I played around with the idea of a language motivated by this same thought process last year: https://github.com/lukehoban/ten.

* Succinct syntax and operators tailored to AI model definition

* Fully statically typed tensors, including generic functions over tensor dimension and batch dimensions (...)

* First-class hyper-parameters, model parameters and model arguments for explicit model specification

* Einops-style reshaping and reductions - tensor dimensions are explicit not implicit

Hey, this is neat! Thanks for sharing. I may be interested in collaborating with you on this when I have some free time.
Einsums are the regexes of tensor programming. Should be avoided at all costs IMO. Ideally we should be able to write native loops that get auto-vectorized into einsums for which there is a CUDA/PTX emitting factory. But for some reason neither PyTorch nor JAX/TF took this route and now we are here.

Some of the einsum expressions I have seen for grouped multi headed/query attention is mind-boggling and they get shipped to prod.

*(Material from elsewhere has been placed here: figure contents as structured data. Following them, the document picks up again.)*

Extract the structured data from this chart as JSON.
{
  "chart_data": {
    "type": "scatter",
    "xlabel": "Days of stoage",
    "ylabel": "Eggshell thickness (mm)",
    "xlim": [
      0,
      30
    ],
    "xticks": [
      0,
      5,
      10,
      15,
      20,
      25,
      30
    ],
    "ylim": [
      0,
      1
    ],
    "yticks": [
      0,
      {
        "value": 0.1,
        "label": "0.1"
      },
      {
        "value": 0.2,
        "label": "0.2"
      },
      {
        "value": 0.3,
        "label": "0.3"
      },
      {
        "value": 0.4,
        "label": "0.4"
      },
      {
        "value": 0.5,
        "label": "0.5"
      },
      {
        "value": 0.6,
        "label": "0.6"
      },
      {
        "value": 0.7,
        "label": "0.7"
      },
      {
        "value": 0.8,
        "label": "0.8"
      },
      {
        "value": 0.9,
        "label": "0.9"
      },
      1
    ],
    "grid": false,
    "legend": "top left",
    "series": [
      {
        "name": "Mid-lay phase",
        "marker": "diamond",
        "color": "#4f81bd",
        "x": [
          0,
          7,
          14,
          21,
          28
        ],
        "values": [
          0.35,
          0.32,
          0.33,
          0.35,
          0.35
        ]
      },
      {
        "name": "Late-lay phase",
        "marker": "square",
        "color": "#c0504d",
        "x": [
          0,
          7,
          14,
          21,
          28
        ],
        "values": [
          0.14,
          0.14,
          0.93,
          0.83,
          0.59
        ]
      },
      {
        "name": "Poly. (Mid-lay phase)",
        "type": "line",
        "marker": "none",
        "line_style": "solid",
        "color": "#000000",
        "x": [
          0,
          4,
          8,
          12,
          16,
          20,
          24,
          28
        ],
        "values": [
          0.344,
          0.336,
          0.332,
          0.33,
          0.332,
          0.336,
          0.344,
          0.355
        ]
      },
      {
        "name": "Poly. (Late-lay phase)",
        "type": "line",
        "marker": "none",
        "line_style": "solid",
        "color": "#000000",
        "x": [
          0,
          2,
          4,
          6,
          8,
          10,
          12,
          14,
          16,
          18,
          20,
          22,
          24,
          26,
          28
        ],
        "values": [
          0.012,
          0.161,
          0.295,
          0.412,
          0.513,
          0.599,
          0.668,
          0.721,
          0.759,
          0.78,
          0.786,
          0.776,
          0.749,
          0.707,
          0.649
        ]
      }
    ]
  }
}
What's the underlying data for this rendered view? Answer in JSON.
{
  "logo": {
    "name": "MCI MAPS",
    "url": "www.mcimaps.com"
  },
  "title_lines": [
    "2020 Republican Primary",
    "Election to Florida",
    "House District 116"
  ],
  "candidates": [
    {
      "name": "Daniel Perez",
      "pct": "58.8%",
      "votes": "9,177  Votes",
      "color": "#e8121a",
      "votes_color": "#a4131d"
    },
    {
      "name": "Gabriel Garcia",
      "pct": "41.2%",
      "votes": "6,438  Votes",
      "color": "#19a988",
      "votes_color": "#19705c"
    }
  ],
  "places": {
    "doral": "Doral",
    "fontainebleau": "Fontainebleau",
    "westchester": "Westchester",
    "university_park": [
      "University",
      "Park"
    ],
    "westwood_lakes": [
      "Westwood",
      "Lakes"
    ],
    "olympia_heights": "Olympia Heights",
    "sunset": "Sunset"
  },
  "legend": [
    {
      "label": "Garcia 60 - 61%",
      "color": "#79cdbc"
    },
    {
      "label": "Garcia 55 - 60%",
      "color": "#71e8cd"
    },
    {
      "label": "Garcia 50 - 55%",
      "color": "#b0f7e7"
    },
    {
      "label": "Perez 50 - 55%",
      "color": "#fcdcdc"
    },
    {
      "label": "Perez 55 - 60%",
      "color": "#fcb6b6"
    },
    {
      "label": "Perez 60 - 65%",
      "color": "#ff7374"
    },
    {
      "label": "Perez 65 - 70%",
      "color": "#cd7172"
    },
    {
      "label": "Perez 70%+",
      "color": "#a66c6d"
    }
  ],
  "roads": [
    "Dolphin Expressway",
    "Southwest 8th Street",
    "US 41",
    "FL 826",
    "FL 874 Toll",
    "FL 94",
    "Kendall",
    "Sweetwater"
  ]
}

JAX kind of did take this route, no? The main issue is that it’s going to be hard/impossible to compile Python loops to GPU kernels. It’s also maybe not the most ergonomic solution, which is why there is shorthand like einsum. Einsum can be much more clear than a loop because what it can do is so much more limited.
JAX tries to be a functional language that has a Python front end. The problem is if you are outside Google and don't really understand the XLA compiler, then you are screwed.
I like einsum, it's concise and self-explanatory. Way better than multiple lines of nested for loops would be.
I agree that nested loops are verbose. But einsum is unstructured and not extensible, hard to debug in pieces, hard to document etc.,
That sounds very overkill for something that already is overrkill for most ppliciations.